12. Film rewind knob, 13. Film rewind crank, 25. Viewfinder eyepiece, 26. Film pressure plate, 27. Guide pin channel,
28. Winder/Motor Drive direct contact terminal, 29. Film chamber, 30. Battery chamber, 31. Motor Drive/Tripod receptacle
32. Film rail, 33. Film guide rail, 34. Shutter curtains, 35. Film rewind button, 36. Film transport coupler, 37. Bulk magazine guide pin channel, 38. Sprockets, 39. Film take-up spool, 40. Back cover
Most cameras now include a built-in flash. Some are simple light bulbs built into the front of the camera. On SLR cameras, most built-in flashes pop-up out of a protective storage area on the top of the camera. External flashes can often be attached via the “hot shoe mount” or, in the case of manual cameras, an small connector port on the front of the camera that accepts a cable attached to a distant flash.
Hot Shoe Mount
The hot shoe mount is a point on the top of most SLR cameras where an external flash can be connected. It is called a “hot shoe” because it has electrical contact points and guide rails that fit over the bottom of the flash like a shoe.
Lens Ring Mount
On cameras that allow interchangeable lenses, there is a metal ring on the front of the camera where the lens will attach. This ring contains electrical contact points to connect the lens controls to the camera body. There is a small button or lever to the side of this mount called the “lens release button” that releases the lens from the body. To attach the lens, you need to align the orange dot on the lens to the corresponding one on the lens mount.

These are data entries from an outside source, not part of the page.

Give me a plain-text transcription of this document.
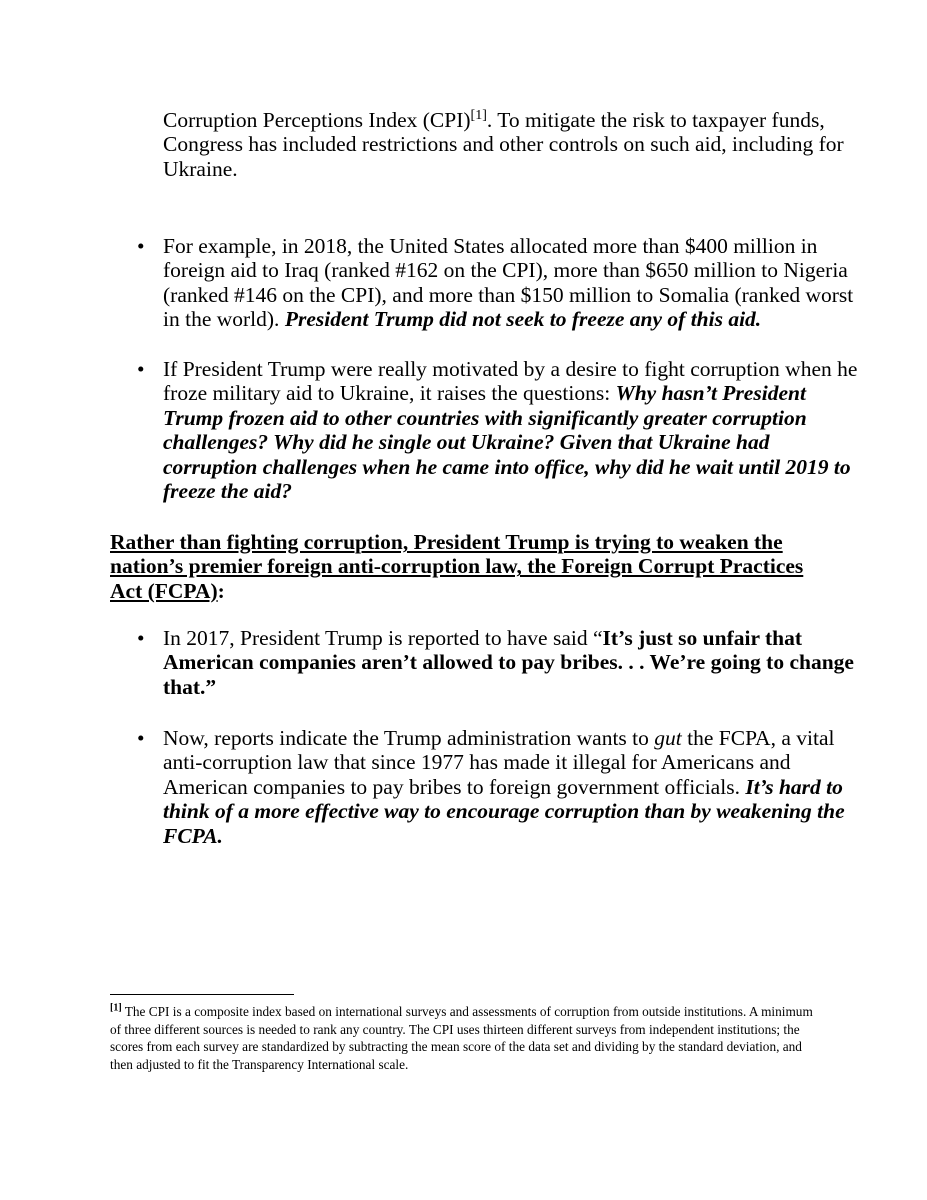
Corruption Perceptions Index (CPI)[1]. To mitigate the risk to taxpayer funds, Congress has included restrictions and other controls on such aid, including for Ukraine.

• For example, in 2018, the United States allocated more than $400 million in foreign aid to Iraq (ranked #162 on the CPI), more than $650 million to Nigeria (ranked #146 on the CPI), and more than $150 million to Somalia (ranked worst in the world). President Trump did not seek to freeze any of this aid.
• If President Trump were really motivated by a desire to fight corruption when he froze military aid to Ukraine, it raises the questions: Why hasn’t President Trump frozen aid to other countries with significantly greater corruption challenges? Why did he single out Ukraine? Given that Ukraine had corruption challenges when he came into office, why did he wait until 2019 to freeze the aid?

Rather than fighting corruption, President Trump is trying to weaken the nation’s premier foreign anti-corruption law, the Foreign Corrupt Practices Act (FCPA):

• In 2017, President Trump is reported to have said “It’s just so unfair that American companies aren’t allowed to pay bribes. . . We’re going to change that.”
• Now, reports indicate the Trump administration wants to gut the FCPA, a vital anti-corruption law that since 1977 has made it illegal for Americans and American companies to pay bribes to foreign government officials. It’s hard to think of a more effective way to encourage corruption than by weakening the FCPA.
[1] The CPI is a composite index based on international surveys and assessments of corruption from outside institutions. A minimum of three different sources is needed to rank any country. The CPI uses thirteen different surveys from independent institutions; the scores from each survey are standardized by subtracting the mean score of the data set and dividing by the standard deviation, and then adjusted to fit the Transparency International scale.
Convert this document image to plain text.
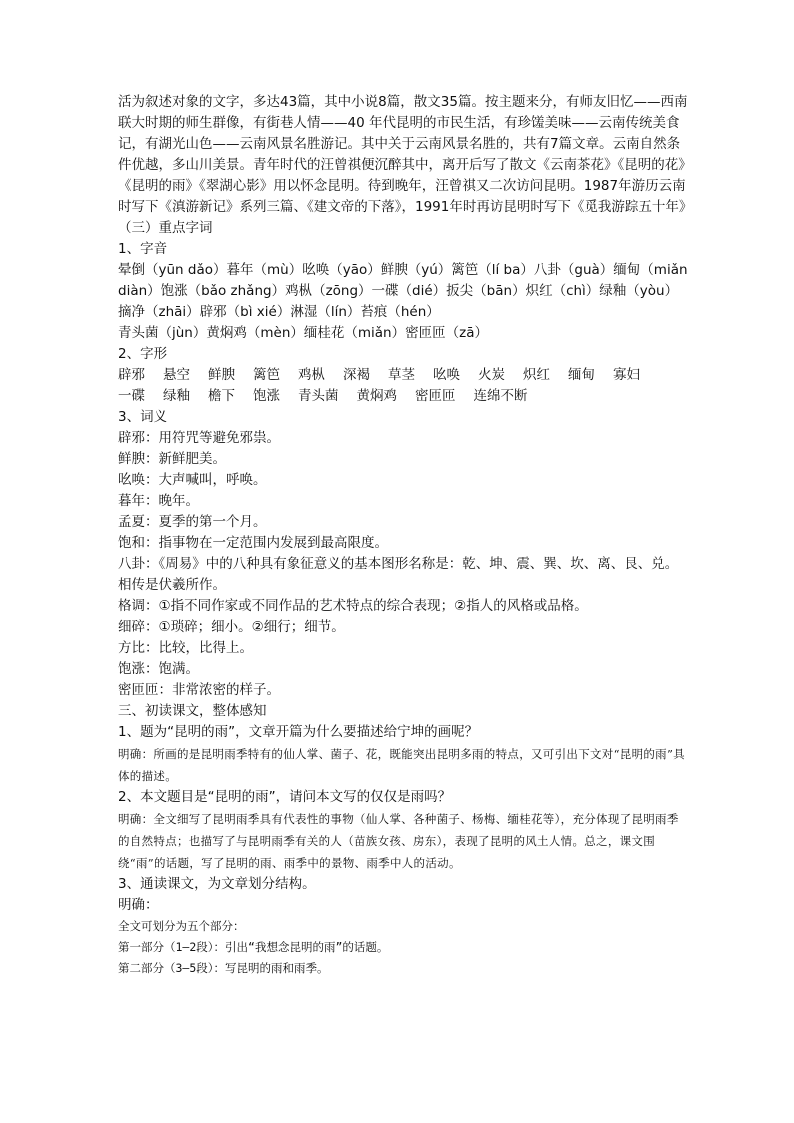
活为叙述对象的文字，多达43篇，其中小说8篇，散文35篇。按主题来分，有师友旧忆——西南联大时期的师生群像，有街巷人情——40 年代昆明的市民生活，有珍馐美味——云南传统美食记，有湖光山色——云南风景名胜游记。其中关于云南风景名胜的，共有7篇文章。云南自然条件优越，多山川美景。青年时代的汪曾祺便沉醉其中，离开后写了散文《云南茶花》《昆明的花》《昆明的雨》《翠湖心影》用以怀念昆明。待到晚年，汪曾祺又二次访问昆明。1987年游历云南时写下《滇游新记》系列三篇、《建文帝的下落》，1991年时再访昆明时写下《觅我游踪五十年》

（三）重点字词

1、字音

晕倒（yūn dǎo）暮年（mù）吆唤（yāo）鲜腴（yú）篱笆（lí ba）八卦（guà）缅甸（miǎn diàn）饱涨（bǎo zhǎng）鸡枞（zōng）一碟（dié）扳尖（bān）炽红（chì）绿釉（yòu）摘净（zhāi）辟邪（bì xié）淋湿（lín）苔痕（hén）

青头菌（jùn）黄焖鸡（mèn）缅桂花（miǎn）密匝匝（zā）

2、字形

辟邪 悬空 鲜腴 篱笆 鸡枞 深褐 草茎 吆唤 火炭 炽红 缅甸 寡妇一碟 绿釉 檐下 饱涨 青头菌 黄焖鸡 密匝匝 连绵不断

3、词义

辟邪：用符咒等避免邪祟。

鲜腴：新鲜肥美。

吆唤：大声喊叫，呼唤。

暮年：晚年。

孟夏：夏季的第一个月。

饱和：指事物在一定范围内发展到最高限度。

八卦：《周易》中的八种具有象征意义的基本图形名称是：乾、坤、震、巽、坎、离、艮、兑。相传是伏羲所作。

格调：①指不同作家或不同作品的艺术特点的综合表现；②指人的风格或品格。

细碎：①琐碎；细小。②细行；细节。

方比：比较，比得上。

饱涨：饱满。

密匝匝：非常浓密的样子。

三、初读课文，整体感知

1、题为“昆明的雨”，文章开篇为什么要描述给宁坤的画呢？

明确：所画的是昆明雨季特有的仙人掌、菌子、花，既能突出昆明多雨的特点，又可引出下文对“昆明的雨”具体的描述。

2、本文题目是“昆明的雨”，请问本文写的仅仅是雨吗？

明确：全文细写了昆明雨季具有代表性的事物（仙人掌、各种菌子、杨梅、缅桂花等），充分体现了昆明雨季的自然特点；也描写了与昆明雨季有关的人（苗族女孩、房东），表现了昆明的风土人情。总之，课文围绕“雨”的话题，写了昆明的雨、雨季中的景物、雨季中人的活动。

3、通读课文，为文章划分结构。

明确：

全文可划分为五个部分：

第一部分（1—2段）：引出“我想念昆明的雨”的话题。

第二部分（3—5段）：写昆明的雨和雨季。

There are two (2) basic lens mount: screw-threaded type, and bayonet type. The screw type, as the name implies, the inside edge has grooves, and the lens have the corresponding thread pitch. To simplify things, the mechanism is like a nut and bolt. The lens mount is the nut (with the grooves), and the lens is the bolt (with the threads). The bayonet type, also known as friction-lock type, features tabs on the inner edge of the lens mount (see figure on the left), that match the tabs on the edges on the tail-end of the lens. Different camera brands have different dimensions for the bayonet type lens mount making lens incompatible.
Note that interchangeable lens don’t fit all camera brands. 3rd party lens manufacturers (e.g. Tamron, Tokina, Sigma, etc.) manufacture lens specific to a lens mount type. If intend to buy additional lens for your SLR/DSLR, make sure that the lens matches your camera’s brand and model. For example, I bought a 28-200mm Tokina lens for my old Pentax K-1000 15 years ago. Before I decided to buy a DSLR, I wanted my old lens to work on the new DSLR body. It’s great because my old Tokina works well with my new Pentax K-x DSLR (except for Auto-Focus)–I’m perfectly comfortable with using manual focus anyway. I won’t discuss the different exposure settings found in digital cameras in this section, those deserve their own sections.